By this time, the toner was being applied and we couldn't wait the full 20 minutes for it to set because it was now 2:30pm and I had to be at work in a little over an hour.  My right foot tapped uncontrollably as I tried to look like I was not the least bit in a hurry.  She quickly rinsed my hair after 10 minutes, brushed it quickly, I paid my $200.00 and left with sopping wet hair. 

Did you catch that part?

The part where I said it cost $200.00. 

Because where I come from $200.00 is highway robbery, especially when you have to wait 45 minutes to get in for your appointment.  No cut, no blow dry, no straightening, no calm relaxing this-is-all-about-you experience.

To top it off, it's brassy.  I don't want brassy.  I don't like brassy.  I didn't pay $200.00 to look like a two-bit hooker who dyed her hair using Clairol nice and easy.  No offence to any of you who use Clairol nice and easy...

I was 10 minutes late for work.  I didn't get to stop and grab my Caramel Latte, and I did not come to work feeling restful and calm.  I bit my co-worker's head off in the first 5 minutes I arrived, and he's still looking at me a little warily. 

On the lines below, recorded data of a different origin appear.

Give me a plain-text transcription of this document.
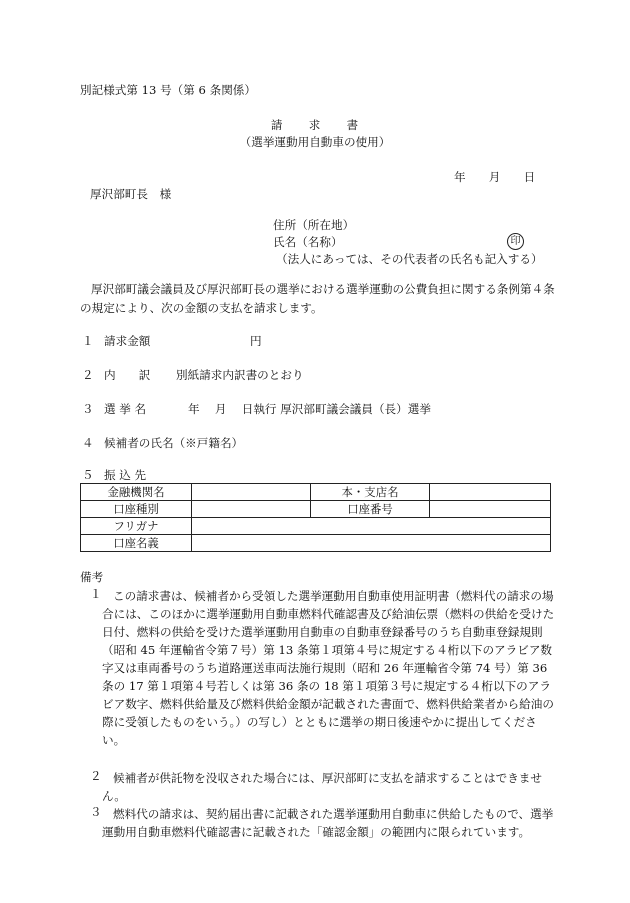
別記様式第 13 号（第 6 条関係）
請　　求　　書
（選挙運動用自動車の使用）
年　　月　　日
厚沢部町長　様
住所（所在地）
氏名（名称）	印
（法人にあっては、その代表者の氏名も記入する）
厚沢部町議会議員及び厚沢部町長の選挙における選挙運動の公費負担に関する条例第４条の規定により、次の金額の支払を請求します。
１ 請求金額	円
２ 内　　訳 別紙請求内訳書のとおり
３ 選 挙 名	年　 月　 日執行 厚沢部町議会議員（長）選挙
４ 候補者の氏名（※戸籍名）
５ 振 込 先
金融機関名		本・支店名	
口座種別		口座番号	
フリガナ			
口座名義			
備考
１ この請求書は、候補者から受領した選挙運動用自動車使用証明書（燃料代の請求の場合には、このほかに選挙運動用自動車燃料代確認書及び給油伝票（燃料の供給を受けた日付、燃料の供給を受けた選挙運動用自動車の自動車登録番号のうち自動車登録規則（昭和 45 年運輸省令第７号）第 13 条第１項第４号に規定する４桁以下のアラビア数字又は車両番号のうち道路運送車両法施行規則（昭和 26 年運輸省令第 74 号）第 36 条の 17 第１項第４号若しくは第 36 条の 18 第１項第３号に規定する４桁以下のアラビア数字、燃料供給量及び燃料供給金額が記載された書面で、燃料供給業者から給油の際に受領したものをいう。）の写し）とともに選挙の期日後速やかに提出してください。
２ 候補者が供託物を没収された場合には、厚沢部町に支払を請求することはできません。
３ 燃料代の請求は、契約届出書に記載された選挙運動用自動車に供給したもので、選挙運動用自動車燃料代確認書に記載された「確認金額」の範囲内に限られています。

My lesson is this:  If you call a hair salon and they can fit you in the next day at the exact time that you need, it's probably because they have no clients because they suck at what they do.  Next time, C, how 'bout planning in advance and find a reputable place, where they won't mix up *foils* with *cut* because I know they look pretty similar on paper, but they're really quite different in actuality (whooo, how's that for a run on sentence.  Nothing like anger to ignite run on sentences.)

My other lesson is: Never trust men who wear white shoes.  Trust them even less when they also wear a white belt and white shoes.  I know it's completely irrelevant to my spa day, but I think it's really very important to get that out there. 

Consider it a free public service announcement from yours truly.

1 comment:

  1. My Godness, what an ordeal you've been through. I thought I had problems finding a hairdresser here but you beat me.